Clint Eastwood understands his age. At 91, he's not running around like a machine gun blasting away baddies, even if that's what we all really kinda want to see him doing. "Cry Macho" is his latest director-staring role, is tailored around the decrepitude of an actor who's, well, 91 years old.
Let me get this out of the way: this is NOT an action movie! Our hero throws one punch, and I counted two violent confrontations and no gunshots, a far cry from the westerns where our star starred and didn't have a name, but that's fine. This is squarely a drama who can only be called a western if the definition dictates that, yes, men ride horses and yes, they wear ranch hats.
Eastwood plays Mike Milo, a sober hasbeen of a cowboy who's past his expiration date. He owes his boss (Dwight Yoakam) for keeping him on the payroll for so long, and now it's time to get even. The mission? Bring back his son Rafael (Eduardo Minett) from his allegedly abusive mother's care over in Mexico City. Superficially, the plot resembles Liam Neeson's "The Marksman" from earlier this year, though "Cry Macho" comes from a decades old novel of the same name by N. Richard Nash. The point? This is an overly familiar tale, but hey, at least it's got Clint Eastwood, and sometimes that's all a production needs.
Mike finds the kid cockfighting, living on the streets but covered in bruises he says is from his mother's palace. Do we believe him? Mr. Rodeo does, and they form a rather sweet relationship over a few weeks of stealing cars, getting girls and some underage drinking. If that's not macho, I dunno what is.
Well, actually Macho is the name of the son's pet rooster, a prize-winning bird who inspires some amusing lines about Milo wanting to roast him over an open fire. I'm not sure if it's legitimately funny writing or only humorous because Eastwood says it. His face aged like an arid sponge, so wrinkled, weathered and shrunk that he's able to command the screen with merely a glace, and that brings a certain level of classy professionalism to this musty story.
In truth, he doesn't get a lot to do here except looking stereotypically macho, and for long stretches, he doesn't do a lot other than snarl. But there is a genuinely good feeling when we watch him eventually smile, particularly at the hands of local grandmother Marta (Natalia Tavern). He also has a poignant piece of dialogue about the true meaning of the word, where we watch him break down the harsh realities of a man who's been so long characterized by the adjective.

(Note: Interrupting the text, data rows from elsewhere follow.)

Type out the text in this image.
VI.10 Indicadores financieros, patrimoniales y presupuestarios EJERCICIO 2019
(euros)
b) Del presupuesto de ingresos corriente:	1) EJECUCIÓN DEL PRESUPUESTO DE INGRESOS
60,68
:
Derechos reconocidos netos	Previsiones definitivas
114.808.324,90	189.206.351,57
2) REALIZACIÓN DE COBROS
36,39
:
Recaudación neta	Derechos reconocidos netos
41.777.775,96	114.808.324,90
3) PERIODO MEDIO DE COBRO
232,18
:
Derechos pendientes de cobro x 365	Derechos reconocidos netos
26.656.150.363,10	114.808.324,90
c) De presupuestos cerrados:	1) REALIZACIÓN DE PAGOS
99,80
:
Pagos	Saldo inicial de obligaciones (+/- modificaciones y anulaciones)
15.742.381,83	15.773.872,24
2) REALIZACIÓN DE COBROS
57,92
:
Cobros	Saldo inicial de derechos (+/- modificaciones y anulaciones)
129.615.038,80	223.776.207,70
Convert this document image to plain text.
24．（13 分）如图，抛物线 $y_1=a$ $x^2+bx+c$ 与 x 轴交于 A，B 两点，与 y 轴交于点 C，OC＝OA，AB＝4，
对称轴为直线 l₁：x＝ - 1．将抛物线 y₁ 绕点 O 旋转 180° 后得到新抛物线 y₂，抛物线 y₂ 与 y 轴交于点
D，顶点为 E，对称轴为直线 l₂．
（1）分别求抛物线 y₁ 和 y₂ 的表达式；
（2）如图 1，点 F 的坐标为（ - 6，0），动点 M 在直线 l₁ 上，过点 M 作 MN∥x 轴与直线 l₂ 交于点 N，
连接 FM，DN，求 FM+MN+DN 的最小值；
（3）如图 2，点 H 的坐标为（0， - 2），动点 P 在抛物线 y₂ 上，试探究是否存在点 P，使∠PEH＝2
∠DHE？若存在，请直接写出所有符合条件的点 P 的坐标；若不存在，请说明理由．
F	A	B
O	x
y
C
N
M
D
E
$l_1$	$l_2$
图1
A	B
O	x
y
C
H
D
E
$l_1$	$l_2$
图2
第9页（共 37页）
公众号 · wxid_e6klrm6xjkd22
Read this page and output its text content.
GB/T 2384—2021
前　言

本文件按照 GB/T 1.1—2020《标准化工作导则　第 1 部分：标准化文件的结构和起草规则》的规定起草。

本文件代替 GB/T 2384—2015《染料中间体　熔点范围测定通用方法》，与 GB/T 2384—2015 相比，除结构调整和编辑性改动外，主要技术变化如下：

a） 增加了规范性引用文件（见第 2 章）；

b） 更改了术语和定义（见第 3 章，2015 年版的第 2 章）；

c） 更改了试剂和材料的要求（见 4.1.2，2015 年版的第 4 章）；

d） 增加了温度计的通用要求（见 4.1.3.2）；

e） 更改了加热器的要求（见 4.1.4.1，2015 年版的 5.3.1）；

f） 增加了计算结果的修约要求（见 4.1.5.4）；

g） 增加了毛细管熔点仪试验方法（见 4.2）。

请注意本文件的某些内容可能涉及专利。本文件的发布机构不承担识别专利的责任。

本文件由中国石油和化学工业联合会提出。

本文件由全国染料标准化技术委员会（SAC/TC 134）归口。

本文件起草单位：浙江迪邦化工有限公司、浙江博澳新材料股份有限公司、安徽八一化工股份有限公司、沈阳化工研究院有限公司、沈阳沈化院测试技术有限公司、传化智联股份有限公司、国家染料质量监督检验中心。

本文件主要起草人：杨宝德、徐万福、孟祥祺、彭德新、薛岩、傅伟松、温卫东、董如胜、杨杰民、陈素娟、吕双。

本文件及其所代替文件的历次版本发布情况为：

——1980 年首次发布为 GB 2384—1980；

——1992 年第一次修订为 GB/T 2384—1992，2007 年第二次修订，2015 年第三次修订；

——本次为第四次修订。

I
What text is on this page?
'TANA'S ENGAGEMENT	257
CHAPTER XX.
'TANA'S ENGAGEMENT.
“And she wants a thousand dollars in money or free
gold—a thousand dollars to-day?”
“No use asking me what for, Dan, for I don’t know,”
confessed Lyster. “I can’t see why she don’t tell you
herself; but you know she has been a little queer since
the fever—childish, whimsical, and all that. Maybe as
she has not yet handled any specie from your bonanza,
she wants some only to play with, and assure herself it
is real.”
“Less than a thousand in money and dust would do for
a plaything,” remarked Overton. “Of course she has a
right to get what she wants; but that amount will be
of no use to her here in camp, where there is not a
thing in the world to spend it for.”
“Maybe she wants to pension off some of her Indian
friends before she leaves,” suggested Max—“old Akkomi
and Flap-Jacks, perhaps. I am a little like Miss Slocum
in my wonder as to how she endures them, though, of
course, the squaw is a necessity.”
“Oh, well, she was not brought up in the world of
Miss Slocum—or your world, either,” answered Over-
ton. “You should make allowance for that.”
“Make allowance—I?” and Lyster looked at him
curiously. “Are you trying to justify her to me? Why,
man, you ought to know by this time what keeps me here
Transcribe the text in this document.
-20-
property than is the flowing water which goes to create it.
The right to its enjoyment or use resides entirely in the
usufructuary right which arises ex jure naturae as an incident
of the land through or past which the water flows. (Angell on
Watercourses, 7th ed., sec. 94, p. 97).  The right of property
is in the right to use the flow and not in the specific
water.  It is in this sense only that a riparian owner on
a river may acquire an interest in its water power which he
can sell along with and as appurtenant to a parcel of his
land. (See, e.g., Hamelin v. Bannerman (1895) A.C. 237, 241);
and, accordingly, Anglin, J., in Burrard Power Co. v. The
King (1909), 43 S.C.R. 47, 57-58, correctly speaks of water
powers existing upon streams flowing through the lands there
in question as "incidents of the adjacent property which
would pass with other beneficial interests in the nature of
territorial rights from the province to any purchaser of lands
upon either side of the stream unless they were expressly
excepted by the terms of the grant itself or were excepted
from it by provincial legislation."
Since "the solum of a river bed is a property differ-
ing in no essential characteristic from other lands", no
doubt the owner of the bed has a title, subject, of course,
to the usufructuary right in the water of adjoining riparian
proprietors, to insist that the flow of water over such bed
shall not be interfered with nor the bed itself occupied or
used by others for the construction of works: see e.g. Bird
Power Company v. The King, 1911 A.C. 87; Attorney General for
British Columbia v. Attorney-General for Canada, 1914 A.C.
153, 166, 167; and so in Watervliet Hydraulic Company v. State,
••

In the movie, it's about his descend into the vices of drugs and alcohol after he breaks his back and loses his family, but one has to wonder how much of the speech has to do with his own life.
There's a lot to like in "Cry Macho" that you've probably also liked when it was done in other movies; feeling like a thematic follow up to 2008's "Gran Torino" and 2018's "The Mule." Whether that's an observation or a criticism depends on one's tolerance for what is essentially his "Angry White Guy" series.